Un vote du Congrès de Versailles
Ce texte, qui suppose une révision de la Constitution, devrait être examiné à l'Assemblée nationale et au Sénat dans les prochaines semaines, avant un vote du Parlement réuni en Congrès à Versailles. Si aucune date n'est encore fixée, députés et sénateurs doivent se réunir le 5 mars pour inscrire l'IVG dans la Constitution. Le vote sur l'avenir institutionnel de la Nouvelle-Calédonie pourrait intervenir à la même occasion.
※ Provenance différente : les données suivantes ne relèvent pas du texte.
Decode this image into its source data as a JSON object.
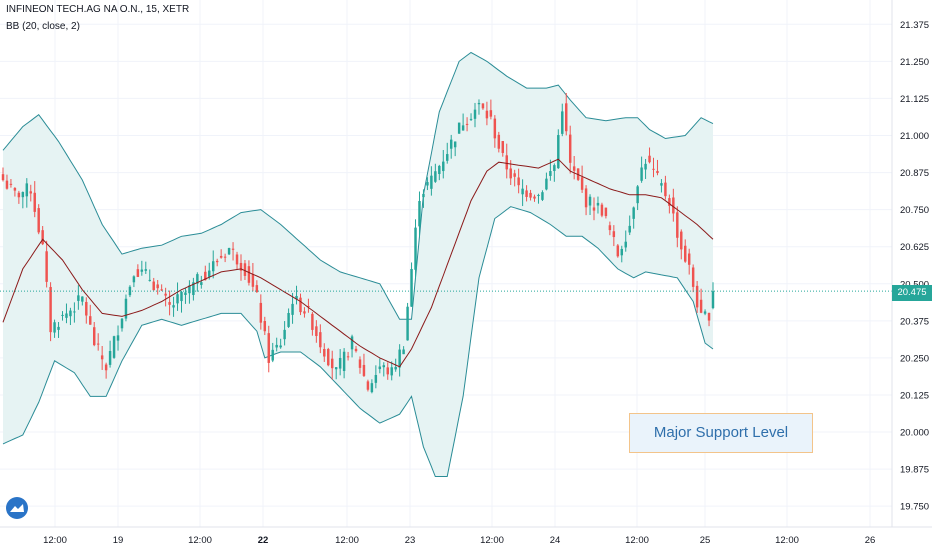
{
  "header": {
    "title": "INFINEON TECH.AG NA O.N., 15, XETR",
    "indicator": "BB (20, close, 2)"
  },
  "current_price": "20.475",
  "annotation": "Major Support Level",
  "colors": {
    "up": "#26a69a",
    "down": "#ef5350",
    "band": "#2a8c96",
    "basis": "#8b1a1a",
    "fill": "#e6f3f3"
  },
  "chart_data": {
    "type": "candlestick",
    "y_ticks": [
      "21.375",
      "21.250",
      "21.125",
      "21.000",
      "20.875",
      "20.750",
      "20.625",
      "20.500",
      "20.375",
      "20.250",
      "20.125",
      "20.000",
      "19.875",
      "19.750"
    ],
    "y_tick_values": [
      21.375,
      21.25,
      21.125,
      21.0,
      20.875,
      20.75,
      20.625,
      20.5,
      20.375,
      20.25,
      20.125,
      20.0,
      19.875,
      19.75
    ],
    "ylim": [
      19.71,
      21.43
    ],
    "x_tick_labels": [
      "12:00",
      "19",
      "12:00",
      "22",
      "12:00",
      "23",
      "12:00",
      "24",
      "12:00",
      "25",
      "12:00",
      "26"
    ],
    "x_tick_bold": [
      false,
      false,
      false,
      true,
      false,
      false,
      false,
      false,
      false,
      false,
      false,
      false
    ],
    "num_bars": 180,
    "last_price": 20.475,
    "close_anchors": [
      [
        0,
        20.85
      ],
      [
        3,
        20.8
      ],
      [
        7,
        20.82
      ],
      [
        10,
        20.62
      ],
      [
        12,
        20.35
      ],
      [
        16,
        20.4
      ],
      [
        20,
        20.45
      ],
      [
        23,
        20.3
      ],
      [
        26,
        20.22
      ],
      [
        29,
        20.35
      ],
      [
        33,
        20.55
      ],
      [
        37,
        20.52
      ],
      [
        42,
        20.42
      ],
      [
        47,
        20.48
      ],
      [
        52,
        20.55
      ],
      [
        57,
        20.62
      ],
      [
        61,
        20.55
      ],
      [
        64,
        20.45
      ],
      [
        67,
        20.25
      ],
      [
        70,
        20.3
      ],
      [
        73,
        20.45
      ],
      [
        77,
        20.4
      ],
      [
        80,
        20.3
      ],
      [
        84,
        20.2
      ],
      [
        88,
        20.3
      ],
      [
        92,
        20.15
      ],
      [
        95,
        20.22
      ],
      [
        98,
        20.2
      ],
      [
        101,
        20.3
      ],
      [
        103,
        20.55
      ],
      [
        105,
        20.8
      ],
      [
        108,
        20.85
      ],
      [
        112,
        20.95
      ],
      [
        116,
        21.05
      ],
      [
        120,
        21.1
      ],
      [
        123,
        21.05
      ],
      [
        126,
        20.92
      ],
      [
        130,
        20.82
      ],
      [
        135,
        20.8
      ],
      [
        139,
        20.9
      ],
      [
        141,
        21.1
      ],
      [
        143,
        20.9
      ],
      [
        147,
        20.78
      ],
      [
        151,
        20.75
      ],
      [
        155,
        20.6
      ],
      [
        158,
        20.7
      ],
      [
        160,
        20.85
      ],
      [
        162,
        20.92
      ],
      [
        165,
        20.85
      ],
      [
        168,
        20.78
      ],
      [
        171,
        20.62
      ],
      [
        173,
        20.55
      ],
      [
        176,
        20.38
      ],
      [
        178,
        20.4
      ],
      [
        179,
        20.475
      ]
    ],
    "basis_anchors": [
      [
        0,
        20.37
      ],
      [
        5,
        20.55
      ],
      [
        10,
        20.65
      ],
      [
        15,
        20.58
      ],
      [
        20,
        20.48
      ],
      [
        25,
        20.4
      ],
      [
        30,
        20.39
      ],
      [
        35,
        20.41
      ],
      [
        40,
        20.44
      ],
      [
        45,
        20.48
      ],
      [
        50,
        20.51
      ],
      [
        55,
        20.54
      ],
      [
        60,
        20.55
      ],
      [
        65,
        20.52
      ],
      [
        70,
        20.48
      ],
      [
        75,
        20.44
      ],
      [
        80,
        20.39
      ],
      [
        85,
        20.34
      ],
      [
        90,
        20.29
      ],
      [
        95,
        20.25
      ],
      [
        100,
        20.22
      ],
      [
        103,
        20.28
      ],
      [
        108,
        20.42
      ],
      [
        113,
        20.6
      ],
      [
        118,
        20.78
      ],
      [
        122,
        20.88
      ],
      [
        125,
        20.91
      ],
      [
        130,
        20.9
      ],
      [
        135,
        20.89
      ],
      [
        140,
        20.92
      ],
      [
        143,
        20.88
      ],
      [
        148,
        20.85
      ],
      [
        153,
        20.82
      ],
      [
        158,
        20.8
      ],
      [
        162,
        20.8
      ],
      [
        166,
        20.79
      ],
      [
        170,
        20.75
      ],
      [
        175,
        20.7
      ],
      [
        179,
        20.65
      ]
    ],
    "upper_anchors": [
      [
        0,
        20.95
      ],
      [
        5,
        21.03
      ],
      [
        9,
        21.07
      ],
      [
        14,
        20.98
      ],
      [
        20,
        20.85
      ],
      [
        25,
        20.7
      ],
      [
        30,
        20.6
      ],
      [
        35,
        20.62
      ],
      [
        40,
        20.63
      ],
      [
        45,
        20.66
      ],
      [
        50,
        20.67
      ],
      [
        55,
        20.7
      ],
      [
        60,
        20.74
      ],
      [
        65,
        20.75
      ],
      [
        70,
        20.7
      ],
      [
        75,
        20.64
      ],
      [
        80,
        20.58
      ],
      [
        85,
        20.54
      ],
      [
        90,
        20.52
      ],
      [
        95,
        20.5
      ],
      [
        100,
        20.38
      ],
      [
        103,
        20.38
      ],
      [
        106,
        20.8
      ],
      [
        110,
        21.08
      ],
      [
        115,
        21.25
      ],
      [
        118,
        21.28
      ],
      [
        122,
        21.25
      ],
      [
        127,
        21.2
      ],
      [
        132,
        21.16
      ],
      [
        137,
        21.16
      ],
      [
        140,
        21.17
      ],
      [
        143,
        21.12
      ],
      [
        147,
        21.06
      ],
      [
        152,
        21.05
      ],
      [
        157,
        21.06
      ],
      [
        160,
        21.06
      ],
      [
        163,
        21.02
      ],
      [
        167,
        20.99
      ],
      [
        172,
        21.0
      ],
      [
        176,
        21.06
      ],
      [
        179,
        21.04
      ]
    ],
    "lower_anchors": [
      [
        0,
        19.96
      ],
      [
        5,
        19.99
      ],
      [
        9,
        20.1
      ],
      [
        13,
        20.24
      ],
      [
        18,
        20.2
      ],
      [
        22,
        20.12
      ],
      [
        26,
        20.12
      ],
      [
        30,
        20.24
      ],
      [
        35,
        20.36
      ],
      [
        40,
        20.38
      ],
      [
        45,
        20.36
      ],
      [
        50,
        20.38
      ],
      [
        55,
        20.4
      ],
      [
        60,
        20.4
      ],
      [
        64,
        20.34
      ],
      [
        66,
        20.25
      ],
      [
        70,
        20.27
      ],
      [
        75,
        20.27
      ],
      [
        80,
        20.22
      ],
      [
        85,
        20.15
      ],
      [
        90,
        20.08
      ],
      [
        95,
        20.03
      ],
      [
        100,
        20.06
      ],
      [
        103,
        20.12
      ],
      [
        106,
        19.95
      ],
      [
        109,
        19.85
      ],
      [
        112,
        19.85
      ],
      [
        116,
        20.12
      ],
      [
        120,
        20.52
      ],
      [
        124,
        20.72
      ],
      [
        128,
        20.76
      ],
      [
        133,
        20.74
      ],
      [
        138,
        20.7
      ],
      [
        142,
        20.66
      ],
      [
        146,
        20.66
      ],
      [
        150,
        20.62
      ],
      [
        155,
        20.55
      ],
      [
        159,
        20.52
      ],
      [
        162,
        20.54
      ],
      [
        166,
        20.53
      ],
      [
        170,
        20.52
      ],
      [
        174,
        20.44
      ],
      [
        177,
        20.3
      ],
      [
        179,
        20.28
      ]
    ]
  }
}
Le deuxième projet de loi présenté ce lundi en Conseil des ministres concerne le report des élections provinciales, initialement prévues en mai. Pour donner du temps aux discussions, le gouvernement repousse ainsi le renouvellement des assemblées des trois provinces (Nord, Sud et îles Loyautés) de quelques mois, sans préciser de date. Mais celles-ci devront se tenir au plus tard le 15 décembre. Cette loi, qui sera bientôt soumise aux députés et aux sénateurs, a d'ores et déjà été approuvée par l'assemblée délibérante de Nouvelle-Calédonie, le 17 janvier.
Le ministre de l'Intérieur et des Outre-mer Gérald Darmanin a prévu de retourner sur le territoire au mois de février, mais uniquement "si un projet d'accord fait consensus" entre les acteurs politiques locaux, a-t-il annoncé la semaine dernière.